Long-Simmering Tensions Erupt Into War
Sakaashvili also attempted to crack down on separatism within Georgia, which brought the long-running conflict in South Ossetia into the forefront again. Georgia’s always-tense relationship with its northern neighbor worsened in late 2006, when Sakaashvili’s government accused Putin, who was Russia’s prime minister at the time, of supporting the separatist cause. After Georgia arrested four Russian military officers for suspected espionage, Russia responded by closing Georgian businesses and deporting Georgian citizens.
With Georgia on the verge of joining NATO, but not yet subject to the organization’s collective defense agreement, Russia saw an opportunity to rein in its neighbor and demonstrate its military strength in the region. As Galeotti puts it: “The Russians built up their plans, built up their forces, and they ensured that their local proxies in South Ossetia needled Georgians enough, knowing that Sakaashvili….would rise to the bait.”
On August 8, 2008, after months of back-and-forth accusations and provocations between the two sides, and a series of clashes between South Ossetian militia and Georgian military troops, Sakaashvili ordered his troops to capture the South Ossetian capital of Tskhinvali.

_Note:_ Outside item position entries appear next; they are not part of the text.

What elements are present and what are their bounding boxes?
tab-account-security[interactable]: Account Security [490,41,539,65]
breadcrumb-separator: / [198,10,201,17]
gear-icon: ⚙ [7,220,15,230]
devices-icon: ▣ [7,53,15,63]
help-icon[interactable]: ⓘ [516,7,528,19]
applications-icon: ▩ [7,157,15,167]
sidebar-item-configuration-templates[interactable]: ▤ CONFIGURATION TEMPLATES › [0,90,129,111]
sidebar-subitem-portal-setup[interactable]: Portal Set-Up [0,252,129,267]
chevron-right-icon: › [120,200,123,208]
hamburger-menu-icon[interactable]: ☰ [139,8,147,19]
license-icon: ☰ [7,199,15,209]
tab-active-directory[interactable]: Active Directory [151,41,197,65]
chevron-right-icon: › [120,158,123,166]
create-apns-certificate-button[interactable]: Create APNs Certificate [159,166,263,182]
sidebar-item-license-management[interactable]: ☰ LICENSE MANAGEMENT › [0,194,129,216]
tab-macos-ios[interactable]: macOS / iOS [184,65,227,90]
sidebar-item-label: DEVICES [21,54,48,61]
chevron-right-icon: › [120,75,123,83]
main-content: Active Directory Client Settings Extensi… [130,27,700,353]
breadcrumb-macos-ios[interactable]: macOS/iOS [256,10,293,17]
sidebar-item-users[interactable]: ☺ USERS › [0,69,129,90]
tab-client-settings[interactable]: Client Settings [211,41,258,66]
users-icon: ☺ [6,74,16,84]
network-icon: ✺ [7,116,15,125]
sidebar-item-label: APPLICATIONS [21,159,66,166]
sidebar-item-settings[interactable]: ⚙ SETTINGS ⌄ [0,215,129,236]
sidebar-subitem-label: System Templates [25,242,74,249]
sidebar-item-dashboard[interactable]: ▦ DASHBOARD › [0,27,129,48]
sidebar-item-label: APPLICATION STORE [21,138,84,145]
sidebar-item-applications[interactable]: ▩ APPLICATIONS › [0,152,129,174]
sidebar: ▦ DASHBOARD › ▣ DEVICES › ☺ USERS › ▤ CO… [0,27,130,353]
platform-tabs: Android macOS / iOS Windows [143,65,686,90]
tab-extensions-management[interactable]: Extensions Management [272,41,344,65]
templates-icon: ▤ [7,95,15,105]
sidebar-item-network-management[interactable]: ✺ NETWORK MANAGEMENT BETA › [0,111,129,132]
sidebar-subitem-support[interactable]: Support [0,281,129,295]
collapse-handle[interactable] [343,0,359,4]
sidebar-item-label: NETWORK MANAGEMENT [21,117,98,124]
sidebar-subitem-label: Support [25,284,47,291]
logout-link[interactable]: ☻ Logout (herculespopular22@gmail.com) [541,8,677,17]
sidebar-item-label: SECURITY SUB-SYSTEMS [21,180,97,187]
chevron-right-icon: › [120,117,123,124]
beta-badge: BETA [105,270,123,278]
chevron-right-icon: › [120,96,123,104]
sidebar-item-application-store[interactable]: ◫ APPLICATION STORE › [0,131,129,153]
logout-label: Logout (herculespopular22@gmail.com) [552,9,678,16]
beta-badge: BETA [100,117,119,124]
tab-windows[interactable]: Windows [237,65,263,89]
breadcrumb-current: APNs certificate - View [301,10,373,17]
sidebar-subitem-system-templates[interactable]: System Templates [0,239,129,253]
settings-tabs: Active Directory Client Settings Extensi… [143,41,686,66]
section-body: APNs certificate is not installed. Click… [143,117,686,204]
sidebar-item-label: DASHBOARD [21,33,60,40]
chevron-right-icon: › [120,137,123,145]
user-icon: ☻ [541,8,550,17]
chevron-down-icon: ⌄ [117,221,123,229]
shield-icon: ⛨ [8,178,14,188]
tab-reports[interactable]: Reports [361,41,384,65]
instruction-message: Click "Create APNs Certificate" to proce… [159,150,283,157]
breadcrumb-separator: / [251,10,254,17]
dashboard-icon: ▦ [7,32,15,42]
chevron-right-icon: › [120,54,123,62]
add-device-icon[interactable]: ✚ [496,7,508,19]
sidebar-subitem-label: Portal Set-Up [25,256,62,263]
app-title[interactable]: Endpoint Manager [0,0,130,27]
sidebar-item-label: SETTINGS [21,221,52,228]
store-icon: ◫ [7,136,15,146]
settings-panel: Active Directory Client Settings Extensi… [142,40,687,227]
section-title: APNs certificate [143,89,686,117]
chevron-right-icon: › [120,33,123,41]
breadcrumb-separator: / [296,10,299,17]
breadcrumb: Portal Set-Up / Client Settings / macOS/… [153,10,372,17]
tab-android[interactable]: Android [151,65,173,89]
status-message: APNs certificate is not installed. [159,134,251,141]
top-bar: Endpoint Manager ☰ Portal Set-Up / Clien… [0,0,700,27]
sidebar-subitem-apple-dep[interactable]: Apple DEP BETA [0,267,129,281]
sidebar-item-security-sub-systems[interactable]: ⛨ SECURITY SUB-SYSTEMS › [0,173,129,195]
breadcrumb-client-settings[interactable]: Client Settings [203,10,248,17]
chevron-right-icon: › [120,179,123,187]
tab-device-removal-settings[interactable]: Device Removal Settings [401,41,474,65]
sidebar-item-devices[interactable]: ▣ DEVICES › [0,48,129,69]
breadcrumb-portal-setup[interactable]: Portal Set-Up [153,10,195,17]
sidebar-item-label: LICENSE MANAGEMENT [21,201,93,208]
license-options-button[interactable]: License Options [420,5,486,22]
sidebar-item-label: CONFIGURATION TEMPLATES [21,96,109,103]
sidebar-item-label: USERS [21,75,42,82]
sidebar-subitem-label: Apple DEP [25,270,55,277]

Russia swiftly responded by moving its troops to the border and conducting air strikes on Georgian positions in South Ossetia as well as Abkhazia.
With the United States, Great Britain and NATO calling for a ceasefire, the conflict continued for five days, as Russia quickly took control of Tskhinvali and rolled its tanks and troops through Ossetia into Georgia, stopping only about 30 miles from Tbilisi, the Georgian capital.
Conclusion and Lasting Legacy of the War
Beyond diplomatic efforts and humanitarian aid, the international community did little to stop the conflict. “No one was willing to go to war for Georgia,” Galeotti points out. “This was a time in which no one really wanted to provoke Russia. [Dmitry] Medvedev was president, and particularly American policy was to essentially hope that this could be leveraged into something more positive. So…to a large extent, Georgia was left on its own.”
After Russia called a halt to its advance into Georgia, a cease-fire on August 12 ended the Russia-Georgia War. According to an official EU fact-finding report in 2009, nearly 850 people were killed during the five-day conflict, while some 35,000 Georgians were left homeless. That same fact-finding report concluded that though Georgia had initiated the war, Russia had provoked its neighbor over a long period and overreacted to that initial artillery attack.
Though Russia formally recognized South Ossetia and Abkhazia as independent states after the war, few other countries have joined them in doing so. Meanwhile, Georgia turned further away from Russian influence in the aftermath of the conflict, and signed an association agreement with the EU in 2014.
Perhaps the most lasting consequence of the Russia-Georgia War can be seen in what happened six years later, in Ukraine. With Putin back as president (and Medvedev as prime minister), Kremlin-backed forces seized control of the Crimean peninsula and parts of the Donbass region in 2014. Russia had undertaken a “much more serious military reform program,” in the wake of the Georgia war, Galeotti explains, “which led to the far more competent forces that we saw in the annexation of Crimea.”
Moreover, by not coming to Georgia’s defense in the lopsided 2008 conflict, the international community had proved to the Russians that it was “essentially lacking in the will to back up its fine words,” Galeotti says. “In hindsight, one wonders, would Crimea and the Donbass wars have happened if the West had been more robust in its response to Georgia?”